Climate refugees: Forgotten migrants in environment


Climate change is causing millions of people to migrate from their homelands, according to a climate activist.

“Steadily worsening climate-related disasters such as droughts, floods, famines, and rising sea levels are increasing internal and external displacements as people leave their homes in search of safety and better livelihoods,” said Kim Bryan, associate director of 350 movement.

In an email interview with Anadolu Agency, Bryan said that persecution, violence and human rights violations are also amplified by the climate crisis around the world.

“The clock is ticking for our planet and our communities.

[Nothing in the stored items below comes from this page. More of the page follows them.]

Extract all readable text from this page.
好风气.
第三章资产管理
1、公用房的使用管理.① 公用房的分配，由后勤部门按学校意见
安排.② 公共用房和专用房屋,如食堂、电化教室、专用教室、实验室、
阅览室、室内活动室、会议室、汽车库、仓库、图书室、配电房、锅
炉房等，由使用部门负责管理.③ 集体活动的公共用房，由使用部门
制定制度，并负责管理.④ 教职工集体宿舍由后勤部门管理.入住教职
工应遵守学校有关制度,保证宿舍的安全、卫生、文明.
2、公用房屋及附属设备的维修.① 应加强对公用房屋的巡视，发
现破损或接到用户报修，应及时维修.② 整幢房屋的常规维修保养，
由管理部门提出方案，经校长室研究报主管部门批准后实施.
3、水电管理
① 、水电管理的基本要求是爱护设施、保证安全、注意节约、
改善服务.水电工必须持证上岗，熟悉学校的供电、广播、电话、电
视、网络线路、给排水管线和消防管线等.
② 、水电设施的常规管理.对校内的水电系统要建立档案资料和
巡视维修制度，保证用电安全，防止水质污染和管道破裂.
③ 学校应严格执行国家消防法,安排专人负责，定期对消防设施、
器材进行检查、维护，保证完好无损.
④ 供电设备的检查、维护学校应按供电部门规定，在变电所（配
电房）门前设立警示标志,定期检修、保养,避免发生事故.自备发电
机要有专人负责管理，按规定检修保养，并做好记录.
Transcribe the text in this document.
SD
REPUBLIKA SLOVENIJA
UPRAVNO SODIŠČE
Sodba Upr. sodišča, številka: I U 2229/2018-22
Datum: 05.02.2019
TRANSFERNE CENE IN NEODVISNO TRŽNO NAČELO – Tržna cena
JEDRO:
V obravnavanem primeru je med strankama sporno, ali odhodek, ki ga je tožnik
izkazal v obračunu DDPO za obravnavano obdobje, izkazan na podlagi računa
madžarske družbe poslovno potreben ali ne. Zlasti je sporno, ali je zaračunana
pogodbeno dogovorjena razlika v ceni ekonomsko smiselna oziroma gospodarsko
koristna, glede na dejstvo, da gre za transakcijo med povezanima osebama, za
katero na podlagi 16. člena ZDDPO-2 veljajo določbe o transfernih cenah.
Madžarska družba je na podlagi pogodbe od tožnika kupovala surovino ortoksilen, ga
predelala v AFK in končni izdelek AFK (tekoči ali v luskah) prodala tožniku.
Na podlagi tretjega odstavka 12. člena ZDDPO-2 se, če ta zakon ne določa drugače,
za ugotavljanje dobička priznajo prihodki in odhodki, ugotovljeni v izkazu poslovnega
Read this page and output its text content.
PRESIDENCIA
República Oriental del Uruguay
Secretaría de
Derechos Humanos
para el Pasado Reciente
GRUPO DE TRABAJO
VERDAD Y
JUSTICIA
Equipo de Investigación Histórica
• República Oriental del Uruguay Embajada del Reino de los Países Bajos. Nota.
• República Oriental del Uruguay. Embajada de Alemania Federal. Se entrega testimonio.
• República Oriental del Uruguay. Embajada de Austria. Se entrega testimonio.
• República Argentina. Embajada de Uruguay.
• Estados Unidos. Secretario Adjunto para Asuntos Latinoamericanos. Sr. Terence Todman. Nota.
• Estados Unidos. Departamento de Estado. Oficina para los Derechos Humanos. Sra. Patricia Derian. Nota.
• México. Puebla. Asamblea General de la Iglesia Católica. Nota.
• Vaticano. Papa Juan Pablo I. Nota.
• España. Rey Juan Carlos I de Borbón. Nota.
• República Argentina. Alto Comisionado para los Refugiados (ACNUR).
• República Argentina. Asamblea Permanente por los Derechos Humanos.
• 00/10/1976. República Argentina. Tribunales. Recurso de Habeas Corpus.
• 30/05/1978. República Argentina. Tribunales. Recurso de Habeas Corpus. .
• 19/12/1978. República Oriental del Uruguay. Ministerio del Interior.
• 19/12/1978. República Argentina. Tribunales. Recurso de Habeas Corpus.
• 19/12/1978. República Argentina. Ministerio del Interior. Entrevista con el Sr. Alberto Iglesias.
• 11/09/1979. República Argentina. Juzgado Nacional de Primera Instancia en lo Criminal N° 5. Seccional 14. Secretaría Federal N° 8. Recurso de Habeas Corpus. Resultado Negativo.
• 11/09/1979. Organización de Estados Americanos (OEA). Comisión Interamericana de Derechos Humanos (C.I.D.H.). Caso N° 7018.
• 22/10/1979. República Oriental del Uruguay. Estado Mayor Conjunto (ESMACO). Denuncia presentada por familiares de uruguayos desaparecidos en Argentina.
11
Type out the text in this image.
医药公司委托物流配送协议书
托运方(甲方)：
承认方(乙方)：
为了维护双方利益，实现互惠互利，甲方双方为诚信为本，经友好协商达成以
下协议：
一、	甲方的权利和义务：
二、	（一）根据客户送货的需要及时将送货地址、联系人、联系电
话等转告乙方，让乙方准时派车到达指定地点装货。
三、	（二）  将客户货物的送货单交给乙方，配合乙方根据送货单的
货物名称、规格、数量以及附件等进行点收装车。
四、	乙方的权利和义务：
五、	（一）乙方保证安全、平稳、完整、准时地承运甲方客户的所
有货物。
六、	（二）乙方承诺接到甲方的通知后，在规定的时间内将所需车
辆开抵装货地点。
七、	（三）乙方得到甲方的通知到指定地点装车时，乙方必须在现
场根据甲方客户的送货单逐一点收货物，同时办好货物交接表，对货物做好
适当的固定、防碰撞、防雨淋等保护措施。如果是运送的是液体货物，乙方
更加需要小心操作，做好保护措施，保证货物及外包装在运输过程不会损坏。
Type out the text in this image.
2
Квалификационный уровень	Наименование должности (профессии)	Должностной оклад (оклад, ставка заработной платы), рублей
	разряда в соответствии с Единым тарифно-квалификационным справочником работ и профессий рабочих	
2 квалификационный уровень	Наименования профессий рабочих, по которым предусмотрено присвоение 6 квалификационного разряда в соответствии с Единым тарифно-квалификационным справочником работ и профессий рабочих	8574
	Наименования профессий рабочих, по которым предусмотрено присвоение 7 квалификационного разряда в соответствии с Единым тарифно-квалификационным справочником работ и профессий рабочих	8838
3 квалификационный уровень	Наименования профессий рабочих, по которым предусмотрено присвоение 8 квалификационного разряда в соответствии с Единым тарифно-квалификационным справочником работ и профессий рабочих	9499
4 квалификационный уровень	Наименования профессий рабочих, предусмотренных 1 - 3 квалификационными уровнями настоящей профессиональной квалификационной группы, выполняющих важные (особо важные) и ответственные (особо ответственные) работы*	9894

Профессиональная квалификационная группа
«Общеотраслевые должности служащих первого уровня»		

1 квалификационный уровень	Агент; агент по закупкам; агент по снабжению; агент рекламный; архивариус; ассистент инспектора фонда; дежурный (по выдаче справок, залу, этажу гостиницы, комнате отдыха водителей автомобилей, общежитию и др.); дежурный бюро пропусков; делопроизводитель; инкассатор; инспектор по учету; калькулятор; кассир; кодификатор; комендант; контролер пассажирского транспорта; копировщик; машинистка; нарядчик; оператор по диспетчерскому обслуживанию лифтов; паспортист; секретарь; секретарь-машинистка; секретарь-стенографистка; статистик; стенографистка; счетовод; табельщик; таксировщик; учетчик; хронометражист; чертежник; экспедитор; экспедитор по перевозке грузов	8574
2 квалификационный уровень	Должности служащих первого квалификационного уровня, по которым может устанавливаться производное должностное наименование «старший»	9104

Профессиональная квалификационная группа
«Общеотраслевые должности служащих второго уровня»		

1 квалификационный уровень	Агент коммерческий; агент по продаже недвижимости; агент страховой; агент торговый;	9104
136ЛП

Only by seeing these issues as inherently connected can we rise up to demand a fair and just world,” she said.

She went on to say that it is estimated that by 2050 the number of displaced people by climate change-related impacts will rise to 200 million.

She said that people around the world are driven from their lands by droughts, storms, food shortages as well as political, economic strife and conflicts which are also usually intensified by climate disasters.

“Drought, soil erosion, coastal erosion, desalinization, sea level rise, desertification lead to water and food shortages, land and resource disputes, loss of agricultural land and household income in slow onset level, while floods, storms, storm surges, tsunamis, wildfires, earthquakes, volcanic eruption cause devastation and destruction, loss of life, house and belongings in sudden onset level,” she said, distinguishing the effects of climate change at two levels.

Climate breakdown

Mentioning the geographical dimension of climate effects, she said that climate breakdown affects communities and regions differently.

In Central America, for instance, climate change has exacerbated the effects of the “dry corridor” leading to long term drought and food insecurity, while many Pacific Island nations are facing the possibility of the complete loss of their lands as sea levels rise.

Additionally, she said that Mexico has been facing drought for decades which is leading to a loss of agricultural productivity.

“[…] Estimating that by 2080, climate change-induced migration from Mexico could lead to the migration of 6.7 million people.”

Speaking about Africa, she said: “As temperatures rise globally, droughts are increasing across the continent and destabilizing local food systems.”

She added that seven of the 10 most vulnerable nations to climate change are in Africa.

Bryan also added that fossil fuels are one of the key triggers of climate change “with over 70% of global emissions coming from just 100 companies” which are the responsibility of coal, oil, and gas executives as well as the corporations they work for.

What should be done?

“Fighting climate breakdown is about much more than emissions and scientific metrics — it’s about fighting for a just and sustainable world that works for all of us.

“Building the just world we need means we must fight for policies that ensure people displaced by the impacts of the climate crisis are welcomed, their human rights respected, and their ability to build new homes are supported,” she said. was founded in 2008 by a group of university students in the U.S. along with author and environmentalist Bill McKibben. The group espouses the goal to shift 100% to publicly owned renewables and tackling the climate crisis.

The group, which works in 188 countries across the world, was named after the aim of reaching the safe concentration of 350 parts per million of carbon in the atmosphere.